York’s local paper, The Press, has reported “1,400 new homes planned at former British Sugar site” (1).
In recent years the value of land for development in York has reached several millions of pounds per hectare (a). These reports were for city centre land, an estimate of the land value for suburban land is £1.9 million per hectare (b). Using suburban land values the British Sugar site can be valued at £100 million (c). Almost all of the value of this site derives from planning permission as residential development. For example, if planning permission restricted the use of the land to agricultural purposes its value may not even reach £1 million
Associated British Foods, parent company of British Sugar, still own the site(1). The grant of planning permission increases the value of their site by £100 million – possibly more. As developers of the site they may engage in a useful economic activity but as owners of the site they receive a bonus of £100 millions for doing very little. As owners, all they need to do is get planning permission for the site and then sell to another developer.
The question here is “Who owns planning permission?”. Government or local government institutions are giving enormous amounts of wealth away in the form of planning permission. Under current tax laws, the state may capture a few percent of this value. There should be better ways, which capture more of this value.
24th April 2010
(a) In 2001 The Press reported “York land prices hit £1m-acre”(2). This is £2.7 million per hectare adjusted for RPI inflation (3). A better measure of inflation for the value of land for residential development is the increase in house prices. Adjusted for house price inflation these values for York are £3.3 million per hectare(4).

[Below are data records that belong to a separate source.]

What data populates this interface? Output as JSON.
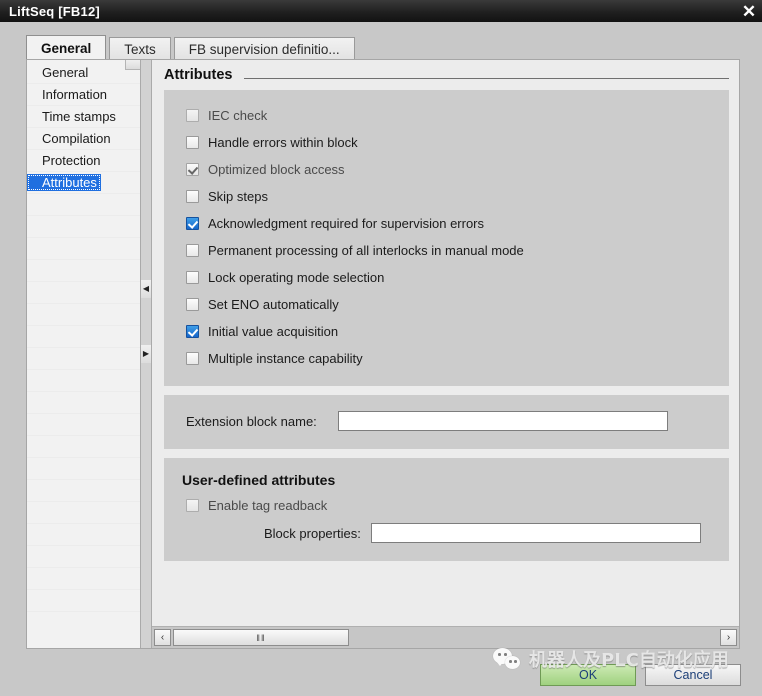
{
  "window": {
    "title": "LiftSeq [FB12]",
    "close_label": "✕"
  },
  "tabs": [
    {
      "label": "General",
      "active": true
    },
    {
      "label": "Texts",
      "active": false
    },
    {
      "label": "FB supervision definitio...",
      "active": false
    }
  ],
  "sidebar": {
    "items": [
      {
        "label": "General",
        "selected": false
      },
      {
        "label": "Information",
        "selected": false
      },
      {
        "label": "Time stamps",
        "selected": false
      },
      {
        "label": "Compilation",
        "selected": false
      },
      {
        "label": "Protection",
        "selected": false
      },
      {
        "label": "Attributes",
        "selected": true
      }
    ]
  },
  "splitter": {
    "up_glyph": "◀",
    "down_glyph": "▶"
  },
  "page": {
    "header_title": "Attributes",
    "checkboxes": [
      {
        "label": "IEC check",
        "checked": false,
        "disabled": true
      },
      {
        "label": "Handle errors within block",
        "checked": false,
        "disabled": false
      },
      {
        "label": "Optimized block access",
        "checked": true,
        "disabled": true
      },
      {
        "label": "Skip steps",
        "checked": false,
        "disabled": false
      },
      {
        "label": "Acknowledgment required for supervision errors",
        "checked": true,
        "disabled": false
      },
      {
        "label": "Permanent processing of all interlocks in manual mode",
        "checked": false,
        "disabled": false
      },
      {
        "label": "Lock operating mode selection",
        "checked": false,
        "disabled": false
      },
      {
        "label": "Set ENO automatically",
        "checked": false,
        "disabled": false
      },
      {
        "label": "Initial value acquisition",
        "checked": true,
        "disabled": false
      },
      {
        "label": "Multiple instance capability",
        "checked": false,
        "disabled": false
      }
    ],
    "extension_block": {
      "label": "Extension block name:",
      "value": "",
      "placeholder": ""
    },
    "user_defined": {
      "title": "User-defined attributes",
      "enable_tag_readback": {
        "label": "Enable tag readback",
        "checked": false,
        "disabled": true
      },
      "block_properties": {
        "label": "Block properties:",
        "value": "",
        "placeholder": ""
      }
    }
  },
  "hscrollbar": {
    "left_glyph": "‹",
    "right_glyph": "›",
    "grip": "‖‖"
  },
  "footer": {
    "ok_label": "OK",
    "cancel_label": "Cancel"
  },
  "watermark": {
    "text": "机器人及PLC自动化应用"
  },
  "colors": {
    "titlebar": "#202020",
    "selection_blue": "#1f6fe0",
    "checkbox_blue": "#1565c9",
    "ok_green": "#9fd17f",
    "panel_gray": "#cccccc",
    "page_gray": "#ececec"
  }
}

(b) The Press also reported John Urwin, property consultant with City of York Council, as saying that residential brownfield land in the centre was fetching between £1 million and £2.5 million and that compared with £500,000 to £750,000 per acre for suburban greenfield sites as a two-tier market develops(1). The average of these values for suburban sites, adjusted for house price inflation is £2.1 million per hectare.
(c) The Press reports the former British Sugar site as 100 acres (47.6 hectares). £2.1 million per hectare gives a value of £100 million. For a development of 1400 homes this makes the average land value per dwelling to be £71,000. This is a low value for the value of a housing plot in York suggesting that the estimated value of the site is rather conservative.